Data from: Neutral genetic processes influence MHC evolution in threatened gopher tortoises (Gopherus polyphemus)
Elbers, Jean P.; Clostio, Rachel W.; Taylor, Sabrina S. (2017), Data from: Neutral genetic processes influence MHC evolution in threatened gopher tortoises (Gopherus polyphemus), Dryad, Dataset, https://doi.org/10.5061/dryad.7ck13
Levels of adaptive genetic variation influence how species deal with environmental and ecological change, but these levels are frequently inferred using neutral genetic markers. Major histocompatibility complex (MHC) genes play a key role in the adaptive branch of the immune system and have been used extensively to estimate levels of adaptive genetic variation.
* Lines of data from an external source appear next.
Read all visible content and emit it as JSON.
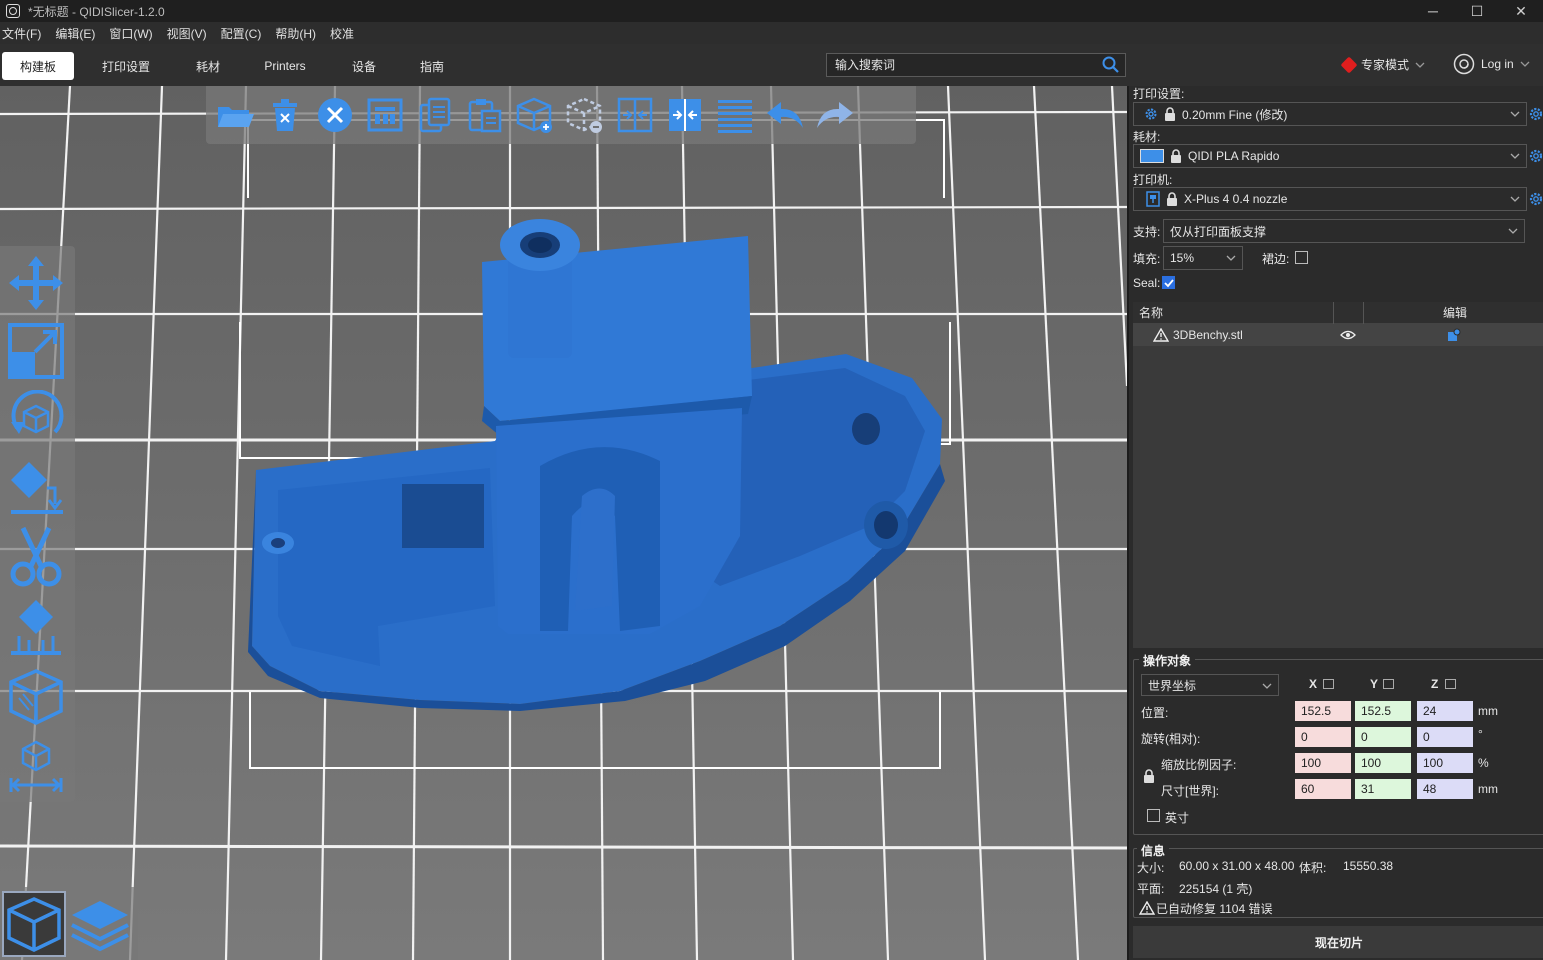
{
  "window": {
    "title": "*无标题 - QIDISlicer-1.2.0",
    "minimize": "─",
    "maximize": "☐",
    "close": "✕"
  },
  "menu": [
    "文件(F)",
    "编辑(E)",
    "窗口(W)",
    "视图(V)",
    "配置(C)",
    "帮助(H)",
    "校准"
  ],
  "tabs": [
    "构建板",
    "打印设置",
    "耗材",
    "Printers",
    "设备",
    "指南"
  ],
  "search": {
    "placeholder": "输入搜索词"
  },
  "mode": {
    "label": "专家模式",
    "color": "#e01e1e"
  },
  "login": {
    "label": "Log in"
  },
  "top_toolbar_icons": [
    "open-folder-icon",
    "delete-icon",
    "delete-all-icon",
    "arrange-icon",
    "copy-icon",
    "paste-icon",
    "add-instance-icon",
    "remove-instance-icon",
    "split-objects-icon",
    "split-parts-icon",
    "layers-editing-icon",
    "undo-icon",
    "redo-icon"
  ],
  "left_toolbar_icons": [
    "move-icon",
    "scale-icon",
    "rotate-icon",
    "place-on-face-icon",
    "cut-icon",
    "supports-paint-icon",
    "seam-paint-icon",
    "measure-icon"
  ],
  "view_switch_icons": [
    "3d-view-icon",
    "preview-layers-icon"
  ],
  "panel": {
    "print_settings_label": "打印设置:",
    "print_settings_value": "0.20mm Fine (修改)",
    "filament_label": "耗材:",
    "filament_value": "QIDI PLA Rapido",
    "filament_color": "#3d8fe8",
    "printer_label": "打印机:",
    "printer_value": "X-Plus 4 0.4 nozzle",
    "support_label": "支持:",
    "support_value": "仅从打印面板支撑",
    "infill_label": "填充:",
    "infill_value": "15%",
    "brim_label": "裙边:",
    "seal_label": "Seal:"
  },
  "object_list": {
    "col_name": "名称",
    "col_edit": "编辑",
    "rows": [
      {
        "name": "3DBenchy.stl"
      }
    ]
  },
  "manipulation": {
    "title": "操作对象",
    "coord_system": "世界坐标",
    "axis_x": "X",
    "axis_y": "Y",
    "axis_z": "Z",
    "position_label": "位置:",
    "position": [
      "152.5",
      "152.5",
      "24"
    ],
    "position_unit": "mm",
    "rotation_label": "旋转(相对):",
    "rotation": [
      "0",
      "0",
      "0"
    ],
    "rotation_unit": "°",
    "scale_label": "缩放比例因子:",
    "scale": [
      "100",
      "100",
      "100"
    ],
    "scale_unit": "%",
    "size_label": "尺寸[世界]:",
    "size": [
      "60",
      "31",
      "48"
    ],
    "size_unit": "mm",
    "inches_label": "英寸"
  },
  "info": {
    "title": "信息",
    "size_label": "大小:",
    "size_value": "60.00 x 31.00 x 48.00",
    "volume_label": "体积:",
    "volume_value": "15550.38",
    "facets_label": "平面:",
    "facets_value": "225154 (1 壳)",
    "repair_text": "已自动修复 1104 错误"
  },
  "slice_button": "现在切片",
  "colors": {
    "accent": "#2b6fe0",
    "model": "#2e74d2",
    "icon_blue": "#3d8fe8"
  }
}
Parts of the peptide binding region, sites where MHC molecules directly interact with pathogen and self-proteins, were sequenced from a MHC class I (95/441 tortoises) and class II (245/441 tortoises) gene in threatened and non-threatened populations of gopher tortoises (Gopherus polyphemus), and adaptive genetic variation at MHC genes was compared to neutral genetic variation derived from 10 microsatellite loci (441 tortoises). Genetic diversity at the MHC class II locus and microsatellites was greater in populations in the non-threatened portion of the gopher tortoise’s range (MHC class II difference in mean A = 8.11, AR = 0.79, HO = 0.51, and HE = 0.16; microsatellite difference in mean A = 1.05 and AR = 0.47). Only MHC class II sequences showed evidence of positive selection (dN/dS > 1, Z = 1.81, P = 0.04). Historical gene flow as estimated with Migrate-N was greater than recent migration estimated with BayesAss, suggesting that populations were better connected in the past when habitat was less fragmented. MHC genetic differentiation was correlated with microsatellite differentiation (Mantel r = 0.431, P = 0.001) suggesting neutral genetic processes are influencing MHC evolution, and advantageous MHC alleles could be lost due to genetic drift.